Yıkılan sadece binalar değil, onbinlerin umutları, anıları, bir şehrin tarihi.
Ölenle ölünmüyor ama en azından, zamana dayanıklı olmayan hafızaların diri tutulması mümkün. Tıpkı, 2. Dünya Savaşı'ndan sonra Almanlar'ın yaptığı gibi. Adapazarı'nda, İzmit'te, Yalova'da, Gölcük'te, şehrin en merkezi yerinde yıkılan binalardan hiç değilse birinin, ibret abidesi olarak korunması gerek.
"Devletimiz büyüktür, yaraları sarar" sözleri kimseyi tatmin etmiyor. Küçük çaplı bir araştırmadan sonra, Varto depreminden bu yana devletin, doğal afetlerden zarar gören vatandaşlara 22 bin konut borcu bulunduğunu öğreniyorum!..
Enkazın, acıların büyüklüğü, tam da belini doğrultmak üzere olan ekonominin ayağını yerden kesiyor.
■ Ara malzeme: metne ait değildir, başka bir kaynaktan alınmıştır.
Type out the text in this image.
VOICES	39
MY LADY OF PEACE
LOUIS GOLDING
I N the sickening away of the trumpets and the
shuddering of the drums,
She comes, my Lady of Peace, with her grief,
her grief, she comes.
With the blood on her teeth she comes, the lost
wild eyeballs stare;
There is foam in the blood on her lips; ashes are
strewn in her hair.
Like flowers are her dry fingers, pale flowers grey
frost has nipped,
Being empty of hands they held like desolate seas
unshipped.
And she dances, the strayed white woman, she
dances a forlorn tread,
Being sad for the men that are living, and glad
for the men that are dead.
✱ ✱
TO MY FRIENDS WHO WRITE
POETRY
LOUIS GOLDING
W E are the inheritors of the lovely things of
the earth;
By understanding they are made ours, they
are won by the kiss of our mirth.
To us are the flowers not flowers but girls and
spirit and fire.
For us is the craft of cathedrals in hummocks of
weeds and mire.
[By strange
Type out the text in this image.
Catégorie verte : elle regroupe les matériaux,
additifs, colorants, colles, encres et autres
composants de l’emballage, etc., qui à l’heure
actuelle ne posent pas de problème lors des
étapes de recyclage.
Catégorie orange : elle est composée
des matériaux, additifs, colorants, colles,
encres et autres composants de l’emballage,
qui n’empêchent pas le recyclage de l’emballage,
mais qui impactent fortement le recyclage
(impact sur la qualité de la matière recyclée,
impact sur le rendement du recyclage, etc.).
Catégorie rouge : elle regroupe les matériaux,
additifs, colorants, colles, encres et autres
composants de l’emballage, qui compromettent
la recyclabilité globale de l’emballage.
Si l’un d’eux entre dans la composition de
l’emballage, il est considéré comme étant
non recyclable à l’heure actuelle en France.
Maliye Müsteşarı Erdoğan Öner, bütçe imkanlarını gözden geçiriyor. Hazine Müsteşarı Selçuk Demiralp, dış yardımları organize ediyor. Gelirler Genel Müdürü Akif Hamzaçebi depremden zarar görenlerin vergi borcunu erteleyen kararı hazırlarken vergi gelirlerinin nasıl etkileneceğini hesaplamaya çalışıyor. Halkbank, Ziraat Bankası yöneticileri kredi borçlarını askıya almanın kaçınılmaz olduğunu farkediyor. Dış Ticaret Müsteşar Vekili Kürşat Tüzmen, ihracatın nasıl sekteye uğrayacağını öngörmeye çabalıyor.
Ancak, hükümetin, depremden etkilenen merkezleri, "afet bölgesi" ilan etmesi yeterli olmuyor. İşte bu noktada, fikirbabalığını DPT eski Müsteşarı Yıldırım Aktürk'ün yaptığı "Ekonomik Olağanüstü Hal" tercihi gündeme geliyor. Telefonda, Ankara Sanayi Odası Başkanı Zafer Çağlayan, elinde Anayasa... Başlıyor okumaya.
Anayasa'nın 119. maddesi: "Tabii afet, tehlikeli salgın hastalıklar veya ağır ekonomik bunalım hallerinde, Cumhurbaşkanı başkanlığında toplanan Bakanlar Kurulu, yurdun bir veya birden fazla bölgesinde veya bütününde süresi altı ayı geçmemek üzere olağanüstü hal ilan edebilir."
Madde 121: "Olağanüstü hal süresince, Cumhurbaşkanı'nın başkanlığında toplanan Bakanlar Kurulu, olağanüstü halin gerekli kıldığı konularda, kanun hükmünde kararnameler çıkarabilir."
İlk şok atlatıldıktan sonra sivil olağanüstü yetkilerin kullanılmasını ciddi ciddi düşünmek gerekiyor. Bir yandan açılan yaraların sarılması, diğer yandan başlayan reform çalışmalarının sürdürülmesi, hatta ilave gelir arttırıcı önlemler alınması için klasik yöntemlerle kaybedecek vaktimiz olmadığı görülüyor.